Cendrine de Susbielle – Un supra upcycling
>>« Remix, les aliénés du mobilier national » jusqu’au 3 novembre
Cendrine de Susbielle est commissaire d’exposition au Mobilier national. Pour cette nouvelle exposition, « Remix, les Aliénés du Mobilier national » à l’Hôtel des Arts TPM dans le cadre la Design Parade, elle nous fait le récit de l’incroyable transformation de meubles déclassés.
C’est la troisième édition de ce projet, comment a-t-il évolué ?
Ce projet prend ses fondements avec la commande d’un ensemble de mobilier à Martino Gamper, Old furniture – new faces, en 2016, par le CNAP dans la Chapelle Saint-Louis des Gobelins, où le designer employa comme matière première des objets usuels déclassés du Mobilier national. On peut appeler ça du « supra upcycling »… L’idée, c’était de sauver les meubles ! Au Mobilier national, nous avons pour mission d’assurer la conservation et la restauration de nos collections, des dizaines de milliers de meubles et d’objets destinés à l’ameublement et au décor des édifices publics en France et à l’étranger, mais nous sommes aussi un acteur majeur de la création contemporaine et de la promotion des arts décoratifs à la française. Ce projet a repris forme il y a trois ans. Nous avons proposé à des artistes d’aller piocher dans ce catalogue de meubles déclassés et de les revisiter. Pour cette troisième édition, le programme continue en commissariat croisé avec la Villa Noailles et en partenariat avec le CNAP et le Centre Pompidou. Nous avons invité une trentaine de designers connus ou émergents dont une dizaine sont d’anciens lauréats de la Villa Noailles. Trois grands axes se sont dégagés : les supports, les surfaces et l’hybridation. C’est de cette manière qu’on a construit le catalogue. Les meubles sont non seulement destinés à être exposés mais aussi à meubler de nouveau les édifices publics. Certains gardent leur fonction, d’autres la perdent pour gagner une valeur purement esthétique.
Pourquoi avoir choisi ce titre d’exposition ?
« Remix » est un titre court, percutant et qui parle à tout le monde. Il a été emprunté à la culture de la musique et du numérique. Il rappelle qu’on ne crée jamais seul, que la culture se lit souvent sous l’angle du mariage. C’est un art du détournement, de la liaison, de la réappropriation qui met en perspective le passé et traduit le présent ; un brassage, une revalorisation par le haut, un esprit du temps.
Comment les artistes ont-ils été sélectionnés ?

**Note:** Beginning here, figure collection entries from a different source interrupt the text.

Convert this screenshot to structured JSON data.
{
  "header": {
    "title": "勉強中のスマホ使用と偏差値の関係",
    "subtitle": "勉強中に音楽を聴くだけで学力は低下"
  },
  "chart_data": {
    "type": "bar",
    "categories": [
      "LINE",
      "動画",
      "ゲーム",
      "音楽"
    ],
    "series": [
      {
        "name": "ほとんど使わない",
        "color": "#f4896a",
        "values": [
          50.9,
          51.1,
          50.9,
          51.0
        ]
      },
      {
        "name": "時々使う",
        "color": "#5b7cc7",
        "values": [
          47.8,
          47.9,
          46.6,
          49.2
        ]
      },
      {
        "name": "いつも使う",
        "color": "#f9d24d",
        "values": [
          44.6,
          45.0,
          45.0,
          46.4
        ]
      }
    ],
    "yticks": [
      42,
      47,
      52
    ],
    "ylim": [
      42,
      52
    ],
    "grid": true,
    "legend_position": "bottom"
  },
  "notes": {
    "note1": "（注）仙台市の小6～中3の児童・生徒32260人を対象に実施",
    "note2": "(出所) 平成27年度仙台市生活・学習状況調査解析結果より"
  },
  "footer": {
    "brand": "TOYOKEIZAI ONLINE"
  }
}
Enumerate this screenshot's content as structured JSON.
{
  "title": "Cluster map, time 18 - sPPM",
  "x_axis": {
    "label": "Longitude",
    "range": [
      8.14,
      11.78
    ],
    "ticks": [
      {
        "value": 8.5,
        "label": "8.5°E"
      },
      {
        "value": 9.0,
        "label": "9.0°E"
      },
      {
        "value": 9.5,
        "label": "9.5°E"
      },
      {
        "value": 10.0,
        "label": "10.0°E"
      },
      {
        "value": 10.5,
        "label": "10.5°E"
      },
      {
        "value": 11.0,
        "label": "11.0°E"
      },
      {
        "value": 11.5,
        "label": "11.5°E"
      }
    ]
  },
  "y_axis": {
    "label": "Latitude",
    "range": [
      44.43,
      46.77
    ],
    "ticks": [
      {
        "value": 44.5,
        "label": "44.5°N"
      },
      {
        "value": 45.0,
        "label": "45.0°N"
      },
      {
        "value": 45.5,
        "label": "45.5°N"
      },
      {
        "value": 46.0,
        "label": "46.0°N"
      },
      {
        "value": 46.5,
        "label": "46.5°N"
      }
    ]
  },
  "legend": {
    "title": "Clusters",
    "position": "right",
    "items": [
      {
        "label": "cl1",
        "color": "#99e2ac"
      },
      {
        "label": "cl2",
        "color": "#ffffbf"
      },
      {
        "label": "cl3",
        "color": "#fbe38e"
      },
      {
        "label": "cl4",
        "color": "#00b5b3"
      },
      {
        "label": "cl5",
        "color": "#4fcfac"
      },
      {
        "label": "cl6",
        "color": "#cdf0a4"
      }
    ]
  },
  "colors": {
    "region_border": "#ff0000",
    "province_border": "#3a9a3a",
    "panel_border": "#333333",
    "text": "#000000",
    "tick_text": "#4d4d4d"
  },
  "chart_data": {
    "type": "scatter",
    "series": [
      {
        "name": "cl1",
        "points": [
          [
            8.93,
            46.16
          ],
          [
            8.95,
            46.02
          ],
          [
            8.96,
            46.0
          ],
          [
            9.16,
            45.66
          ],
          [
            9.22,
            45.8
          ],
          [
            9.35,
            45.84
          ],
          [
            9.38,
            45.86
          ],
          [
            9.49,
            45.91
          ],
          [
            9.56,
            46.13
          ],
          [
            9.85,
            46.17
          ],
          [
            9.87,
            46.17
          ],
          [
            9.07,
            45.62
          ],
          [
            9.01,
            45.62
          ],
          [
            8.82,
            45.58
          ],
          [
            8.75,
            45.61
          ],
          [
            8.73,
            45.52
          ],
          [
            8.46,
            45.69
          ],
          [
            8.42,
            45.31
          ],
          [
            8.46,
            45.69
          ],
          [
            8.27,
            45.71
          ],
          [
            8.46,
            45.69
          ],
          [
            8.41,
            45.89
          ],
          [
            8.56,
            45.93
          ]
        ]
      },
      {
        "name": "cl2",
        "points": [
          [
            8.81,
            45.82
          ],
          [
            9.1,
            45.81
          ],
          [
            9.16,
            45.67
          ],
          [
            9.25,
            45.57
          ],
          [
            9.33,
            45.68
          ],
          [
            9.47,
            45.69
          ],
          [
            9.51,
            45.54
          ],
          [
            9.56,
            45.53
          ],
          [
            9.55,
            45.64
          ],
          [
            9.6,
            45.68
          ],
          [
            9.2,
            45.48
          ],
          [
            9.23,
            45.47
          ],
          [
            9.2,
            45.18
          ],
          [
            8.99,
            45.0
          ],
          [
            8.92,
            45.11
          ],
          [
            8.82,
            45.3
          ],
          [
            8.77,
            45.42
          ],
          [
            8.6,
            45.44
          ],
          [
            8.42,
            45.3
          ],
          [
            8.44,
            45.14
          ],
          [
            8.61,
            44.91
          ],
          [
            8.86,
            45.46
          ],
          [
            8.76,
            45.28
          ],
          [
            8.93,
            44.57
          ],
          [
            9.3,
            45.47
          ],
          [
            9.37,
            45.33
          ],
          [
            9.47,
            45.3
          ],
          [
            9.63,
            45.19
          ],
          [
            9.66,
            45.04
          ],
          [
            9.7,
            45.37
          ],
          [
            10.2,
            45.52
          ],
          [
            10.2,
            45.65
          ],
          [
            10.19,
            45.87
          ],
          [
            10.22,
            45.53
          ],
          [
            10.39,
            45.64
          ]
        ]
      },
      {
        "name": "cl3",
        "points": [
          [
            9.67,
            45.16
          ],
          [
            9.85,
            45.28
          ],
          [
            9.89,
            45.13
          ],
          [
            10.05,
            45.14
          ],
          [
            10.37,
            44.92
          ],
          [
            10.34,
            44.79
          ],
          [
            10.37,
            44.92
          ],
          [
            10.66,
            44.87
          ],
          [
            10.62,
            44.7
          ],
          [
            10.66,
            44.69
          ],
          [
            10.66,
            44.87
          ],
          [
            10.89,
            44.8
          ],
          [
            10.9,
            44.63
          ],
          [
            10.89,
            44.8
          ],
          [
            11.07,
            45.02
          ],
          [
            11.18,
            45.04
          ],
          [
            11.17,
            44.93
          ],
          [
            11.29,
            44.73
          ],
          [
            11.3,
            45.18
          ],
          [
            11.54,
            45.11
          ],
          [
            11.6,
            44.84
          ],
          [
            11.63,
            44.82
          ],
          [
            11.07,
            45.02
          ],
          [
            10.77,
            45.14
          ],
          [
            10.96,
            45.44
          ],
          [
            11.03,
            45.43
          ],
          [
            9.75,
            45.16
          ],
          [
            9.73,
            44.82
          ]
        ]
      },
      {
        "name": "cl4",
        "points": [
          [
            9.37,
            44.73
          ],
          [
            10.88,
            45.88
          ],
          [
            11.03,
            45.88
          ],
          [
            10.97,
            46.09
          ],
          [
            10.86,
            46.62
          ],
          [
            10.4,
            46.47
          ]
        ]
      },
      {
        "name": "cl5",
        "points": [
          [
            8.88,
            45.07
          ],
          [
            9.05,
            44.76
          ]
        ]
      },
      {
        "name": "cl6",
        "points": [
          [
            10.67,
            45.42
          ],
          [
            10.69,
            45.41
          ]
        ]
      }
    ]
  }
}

La sélection a été faite sur invitation et non sur appel à projet. Nous avons principalement fait de la veille et présenté une liste au président du Mobilier National qui est l’opérateur et qui enrichit l’exposition de ses collections. Chaque pièce convoque des savoir-faire, c’est notre ADN ! Les artistes ont été choisis pour leur notoriété, la cohérence par rapport aux meubles et leur lien avec le territoire et la Villa Noailles.
Paul Bonlarron, lauréat du prix Mobilier national Design Parade 2022, s’est chargé de la scénographie. Comment a-t-il composé ses « tableaux » ?
Il a pris comme fil conducteur la couleur et a recréé des décors fantasques dans cet ancien hôtel particulier. L’idée, c’était de transformer ce lieu en étudiant les usages et en créant de nouveaux univers narratifs, de croiser des registres, produire des ambiances imaginaires qui tissent des liaisons culturelles et esthétiques entre les époques. L’exposition présente soixante-huit œuvres créées depuis le XVIIème siècle, dont une large sélection de tapisseries et de tapis de savonnerie contemporains. Ces tapis sont des œuvres d’art et ajoutent une valeur immersive à l’exposition.